By Ludya Arica Bakti
(Pakistan News & Features Services)
The joint teams continue to sweep, evacuate, search and rescue tsunami victims along the tsunami-affected areas in the Sunda Strait, Indonesia. Some of the areas that were previously difficult to access because of damaged road and covered by tsunami-washed material have been reached by the officers, vehicles and heavy equipments.
The National Agency for Disaster Management (BNPB) has warned that the potential of the Sunda Strait tsunami could still occur. This is because of the eruption of Anak Krakatoa volcano which continues to occur and can re-create underwater landslides that have caused the tsunami.
"The potential for aftershocks caused by underwater avalanches is still potential because eruption activities are still ongoing," the BNPB Head of Information and Public Relations Centre, Sutopo Purwo Nugroho, was quoted as saying.
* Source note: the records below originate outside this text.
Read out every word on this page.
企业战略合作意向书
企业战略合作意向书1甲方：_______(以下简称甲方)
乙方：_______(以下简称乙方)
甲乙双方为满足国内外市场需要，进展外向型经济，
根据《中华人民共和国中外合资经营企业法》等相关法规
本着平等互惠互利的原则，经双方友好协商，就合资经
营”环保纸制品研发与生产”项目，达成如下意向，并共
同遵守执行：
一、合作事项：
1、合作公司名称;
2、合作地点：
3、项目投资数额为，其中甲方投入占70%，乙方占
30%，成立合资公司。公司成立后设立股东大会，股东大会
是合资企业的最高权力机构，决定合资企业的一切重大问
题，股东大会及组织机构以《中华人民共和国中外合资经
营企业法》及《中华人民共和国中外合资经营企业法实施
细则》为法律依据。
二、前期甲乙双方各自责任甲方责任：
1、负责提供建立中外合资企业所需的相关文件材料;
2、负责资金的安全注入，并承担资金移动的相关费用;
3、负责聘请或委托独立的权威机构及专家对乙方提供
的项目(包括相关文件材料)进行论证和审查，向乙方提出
The tsunami in the Sunda Strait occurred on December 22. This disaster affected the west coast of Banten and South Lampung. According to the BNPB release on December 25, the death toll had increased to 481. In addition, 1,485 people were injured, 154 were still missing, and 16,082 were displaced.
According to Sutopo, the eruption of Anak Krakatoa volcano has been going on since last June.
He disclosed that this volcanic eruption is of the strombolian type, which constantly throws incandescent lava and volcanic ash.
"The type is like that and a two kilometer radius from the top of the crater is declared a dangerous zone," he said.
The tsunami affected five districts, Pandeglang and Serang in Banten Province, as well as South Lampung Regency, Pesawaran and Tanggamus in Lampung Province.
The scientists, including those from Indonesia's Meteorology and Geophysics agency, have reckoned that tsunami could have been caused by landslides, either above ground or under water, on the steep slope of the erupting volcano.
A powerful quake on the island of Lombok killed 505 people in August while the tsunami and earthquake that hit Sulawesi in September killed more than 2100 people and thousands of people are still believed to be buried in neighborhood swallowed by a quake phenomenon known as liquefaction.
The tsunami on December 22, 2018 reminded many of the massive magnitude 9.1 earthquake that had hit Indonesia on December 26, 2004. It had spawned a giant tsunami off Sumatra Island, killing more than 230,000 people in a dozen countries, the majority in Indonesia.
Meanwhile in a separate place Acehnese held remembrance and prayer together at the Aceh Government Liaison Agency office in Jakarta early on December 26 to commemorate the 14th anniversary of the earthquake and tsunami that hit the coast of the Indian Ocean and devastated around 200 thousand lives in Aceh on December 26, 2004.